And believe me, there are grounds for saying that a lot of this stuff is pretty suspect, even if you buy the AGW argument to a great extent.
I'll gladly pay you Tuesday for a carbon emissions permit today.
Yesterday, the House Commerce and Energy Committee passed a cap-and-trade carbon rationing bill that would give away for free emissions permits
Is there no plan so bad the Congress cannot make it worse?
I think the Global-Warming-Industrial Complex is a better name. Global warming alarmists should not be given an easy way out by renaming global warming into climate change.
A Venn diagram of fundie environmentalists who support cap and trade and WTO protesters would be hilarious.
That this would soooo fuck the poor matters not a whit to fundie envirinmentalists and their Dem baggage carriers. We're seeing how the donkey party is funding SCHIP so we know that they don't really give a fuck about the underclass any more than the GOP gives a shit about smaller government.

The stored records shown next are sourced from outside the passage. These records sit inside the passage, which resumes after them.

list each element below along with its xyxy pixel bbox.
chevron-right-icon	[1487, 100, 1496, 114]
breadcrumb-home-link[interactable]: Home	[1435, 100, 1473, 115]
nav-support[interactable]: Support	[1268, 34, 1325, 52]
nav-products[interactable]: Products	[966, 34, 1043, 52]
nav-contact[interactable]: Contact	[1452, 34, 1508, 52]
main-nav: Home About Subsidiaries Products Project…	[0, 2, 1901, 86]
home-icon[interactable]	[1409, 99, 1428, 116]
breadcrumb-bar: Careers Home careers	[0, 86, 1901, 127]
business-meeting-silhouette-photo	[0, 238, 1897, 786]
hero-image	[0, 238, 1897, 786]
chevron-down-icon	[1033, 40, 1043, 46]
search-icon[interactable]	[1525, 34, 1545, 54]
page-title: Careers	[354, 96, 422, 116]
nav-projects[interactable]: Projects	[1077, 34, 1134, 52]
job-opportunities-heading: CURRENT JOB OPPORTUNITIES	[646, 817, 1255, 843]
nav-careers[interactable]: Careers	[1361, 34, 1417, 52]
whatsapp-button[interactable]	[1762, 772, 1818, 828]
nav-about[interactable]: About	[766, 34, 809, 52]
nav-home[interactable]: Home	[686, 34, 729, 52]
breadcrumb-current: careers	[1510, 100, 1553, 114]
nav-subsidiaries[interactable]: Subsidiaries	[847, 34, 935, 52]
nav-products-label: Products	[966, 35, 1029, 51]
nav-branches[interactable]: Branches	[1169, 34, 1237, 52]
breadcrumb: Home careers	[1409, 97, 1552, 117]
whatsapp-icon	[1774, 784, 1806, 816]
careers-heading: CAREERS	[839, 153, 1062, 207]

How's that Kool-Aid? taste, guys and gals?
[insert approximation of stuttering, stammering fit of rage}
Not only are they content to spew money in every direction, they refuse to take advantage of a "legitimate" opportunity to actually bring a little money in the door.
And, pre-emptively, for all you foaming-at-the-mouth TAAAAAAAAAAXES BAAAAAAAD!!! types: Fuck off.
Visible taxes, which are imposed and collected openly by the government, are preferable to hidden taxes, which are imposed by the government but appear as increased consumer costs and are collected by preferred clients of that government.
Spreading Consternation through Aggressive Marketing.
Global warming alarmists should not be given an easy way out by renaming global warming into climate change.
Maybe they started using the other term because numbnuts like you thought global warming was disproved every time it snowed somewhere.
Government regulation, picking winners since the 7th day of creation.
Let the rent seeking commence!!
If all of the allowances were distributed for free to producers in the oil, natural gas, and coal sectors, stock values would double for oil and gas producers and increase more than sevenfold for coal producers, compared with projected values in the absence of a cap.
Mental note: Research coal producers receiving allowances. Shift remaining assets not invested n precious metals.
Ha! How's that for hope and change? I'm amazed that half of this country can remember to breathe without a reminder.
Maybe they started using the other term because numbnuts like you thought global warming was disproved every time it snowed somewhere.
But now it is called climate change and eco-fundies like you believe it is proved every time the weather changes. Keep it up Tony. You're my favorite troll here.
numbnuts like you thought global warming was disproved every time it snowed somewhere.
What does it mean when snowpack has been significantly increasing, year-over-year?
It must just be some sort of anomalous blip, I guess.
I'm pretty sure anyone apprised of the scientific facts supporting climate change are aware of the difference between climate and weather.
I'm pretty sure anyone apprised of the scientific facts supporting climate change are aware of the difference between climate and weather.
So anybody who attributed the increased hurricane numbers and intensity earlier this decade to AGW is full of shit and should be ignored forever, right?
So anybody who attributed the increased hurricane numbers and intensity earlier this decade to AGW is full of shit and should be ignored forever, right?
Of course not. An increase in hurricane numbers and intensity is scary, and therefore climate. A decrease in hurricane numbers and intensity would be nice, and hence weather.
I'm pretty sure anyone apprised of the scientific facts supporting climate change are aware of the difference between climate and weather.
So, you're completely ignorant of the difference then?
Hurricane activity is at a 30 year low.
http://www.coaps.fsu.edu/~maue/tropical/
Is that proof that global warming will lead to
more frequent and stronger hurricanes, or proof that the brouhaha about stronger hurricanes was so much fearmongering?